Nencheck: Just a minute. I concede I’m not the best for this job, but my partner, Jolene Harris, might be. If anyone can make this situation more tolerable, she can. (Exits.)
(After a pause, JOLENE HARRIS speaks.)
Harris: Micky, is it? I apologize for—
Micky: Stop. You guys need a new script: that one didn’t work the first time.
Harris: Force of habit. If it’s any consolation, I left my notebook in my office.
Micky: Does that mean we’re off the record?
Harris: Is what you want it to mean?
Micky: (Mumbles.) Did Nenchek explain my circumstances?
Harris: It’s your experience; I’d rather hear it from you.
Micky: Without judgment?
Harris: I think I left it in my other jacket. (Chuckles.) Shall we begin?
Micky: Lately, I’ve started having these waking dreams, something somebody says or does triggers flashbacks of nightmares I didn’t know I had.
Harris: Are they memories of dreams or of real events, in your opinion?
Micky: That’s hard because I don’t remember living them as they happened, only later.
Harris: And you’d say they fit the traditional abduction mold: bright lights, lying on an examination table, unable to move?
Micky: You saying I saw this in a movie and, somehow, I’ve transferred the experience to me?
Harris: Did you?
Micky: This is where I answer my own question?
Harris: There’s nobody more qualified.
Micky: I’m the doctor and the patient?
Harris: Ironic, isn’t it?
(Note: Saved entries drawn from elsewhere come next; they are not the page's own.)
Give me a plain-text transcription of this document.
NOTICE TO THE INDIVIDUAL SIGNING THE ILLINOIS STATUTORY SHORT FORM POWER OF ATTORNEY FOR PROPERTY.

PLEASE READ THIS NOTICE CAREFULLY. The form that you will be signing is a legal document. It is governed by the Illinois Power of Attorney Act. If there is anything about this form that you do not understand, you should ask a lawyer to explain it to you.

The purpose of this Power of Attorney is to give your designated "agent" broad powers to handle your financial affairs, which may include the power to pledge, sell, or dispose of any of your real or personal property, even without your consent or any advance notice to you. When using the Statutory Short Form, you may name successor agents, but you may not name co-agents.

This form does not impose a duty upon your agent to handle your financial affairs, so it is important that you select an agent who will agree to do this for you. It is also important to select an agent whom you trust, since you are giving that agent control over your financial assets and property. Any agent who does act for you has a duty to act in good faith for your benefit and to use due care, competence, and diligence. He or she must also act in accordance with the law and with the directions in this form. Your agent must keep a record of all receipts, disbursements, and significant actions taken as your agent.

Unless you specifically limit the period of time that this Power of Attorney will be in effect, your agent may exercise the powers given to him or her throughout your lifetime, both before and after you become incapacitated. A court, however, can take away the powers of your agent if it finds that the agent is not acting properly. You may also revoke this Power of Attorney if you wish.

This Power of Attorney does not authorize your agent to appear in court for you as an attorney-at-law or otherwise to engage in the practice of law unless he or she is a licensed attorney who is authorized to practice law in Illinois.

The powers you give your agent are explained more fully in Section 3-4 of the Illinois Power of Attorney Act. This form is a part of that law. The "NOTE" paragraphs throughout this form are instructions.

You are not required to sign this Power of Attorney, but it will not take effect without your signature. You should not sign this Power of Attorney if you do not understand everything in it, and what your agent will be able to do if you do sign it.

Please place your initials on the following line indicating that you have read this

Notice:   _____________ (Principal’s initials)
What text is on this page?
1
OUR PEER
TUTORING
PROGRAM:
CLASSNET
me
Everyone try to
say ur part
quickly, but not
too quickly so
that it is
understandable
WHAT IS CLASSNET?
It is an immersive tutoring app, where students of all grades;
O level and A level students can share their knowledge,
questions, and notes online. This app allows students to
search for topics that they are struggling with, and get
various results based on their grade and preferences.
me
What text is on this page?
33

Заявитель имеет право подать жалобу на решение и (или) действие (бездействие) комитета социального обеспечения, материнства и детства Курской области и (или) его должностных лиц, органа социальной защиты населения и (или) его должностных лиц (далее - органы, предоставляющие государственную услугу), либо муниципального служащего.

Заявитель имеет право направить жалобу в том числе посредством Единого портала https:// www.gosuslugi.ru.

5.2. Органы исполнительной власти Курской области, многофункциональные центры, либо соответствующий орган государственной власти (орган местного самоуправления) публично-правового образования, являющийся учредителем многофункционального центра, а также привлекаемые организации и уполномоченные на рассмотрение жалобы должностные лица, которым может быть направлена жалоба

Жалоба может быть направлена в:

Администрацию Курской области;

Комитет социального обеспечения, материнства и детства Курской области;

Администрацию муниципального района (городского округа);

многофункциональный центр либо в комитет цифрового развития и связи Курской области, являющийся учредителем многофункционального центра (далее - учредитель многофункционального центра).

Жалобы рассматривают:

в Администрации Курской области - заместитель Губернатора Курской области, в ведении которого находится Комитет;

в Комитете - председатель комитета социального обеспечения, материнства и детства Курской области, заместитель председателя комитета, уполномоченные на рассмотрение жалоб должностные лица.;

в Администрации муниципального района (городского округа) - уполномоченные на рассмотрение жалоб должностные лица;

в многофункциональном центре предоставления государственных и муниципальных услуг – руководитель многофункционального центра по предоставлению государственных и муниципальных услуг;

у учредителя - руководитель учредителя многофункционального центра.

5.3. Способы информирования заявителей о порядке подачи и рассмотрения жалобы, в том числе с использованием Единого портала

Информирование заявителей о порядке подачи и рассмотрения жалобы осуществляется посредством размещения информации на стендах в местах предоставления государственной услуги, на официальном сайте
You tell me, is there another likely scenario?
Micky: Other than my running away with somebody else’s story and sticking myself in the middle of it?
Harris: What about a nightmare so vivid it’s like you’re living it?
Micky: I don’t buy it. It repeats itself. Nightmares don’t do that, not for me.
Harris: The same nightmare with the same aliens doing the same procedures? They don’t sound very good at their job.
Micky: I guess they’re pretty useless.
Harris: Or maybe it only happened once.
Micky: But it’s like it just happened. (Sniffs hands.) I can still smell the chemical they used on me. I really can!
Harris: I’m sorry?
Micky: What’s behind that door?
Harris: The lobby. Remember Alice, the little old lady with blue hair?
Micky: There’s no Alice.
Harris: I’m certain if you peek, you’ll see for yourself.
Micky: There’s no lobby.
Harris: No lobby?
Micky: I know where I am! That’s why the nightmare seemed like it just happened! I’m still there!
Harris: I was just telling Micky he’s very brave... for a human.
Micky: I’m out of here. You can’t stop me. (MICKY exits, screams.)
Nencheck: Why do we bother?
Harris: How do we make our human simulacra respond believably to petty disappointments like missing a traffic light or losing socks in the laundry? Humans seem to react more to how their last meal agreed with them than they do to real crises. We’ve got the flesh-and-bone recipe down pat. Now we need to add the finishing touches.
Intercom: Dr. Nenchek.
Intercom: Sorry to interrupt, but your last patient... he electrocuted himself.
Nencheck: Everyone okay?
Intercom: We’re fine. But do we return him that way: dead?
Nencheck: Just clean him up. They’ll assume he died in his sleep. Lucky for us, there’s plenty more where that came from, “stoking the fires of paranoia.”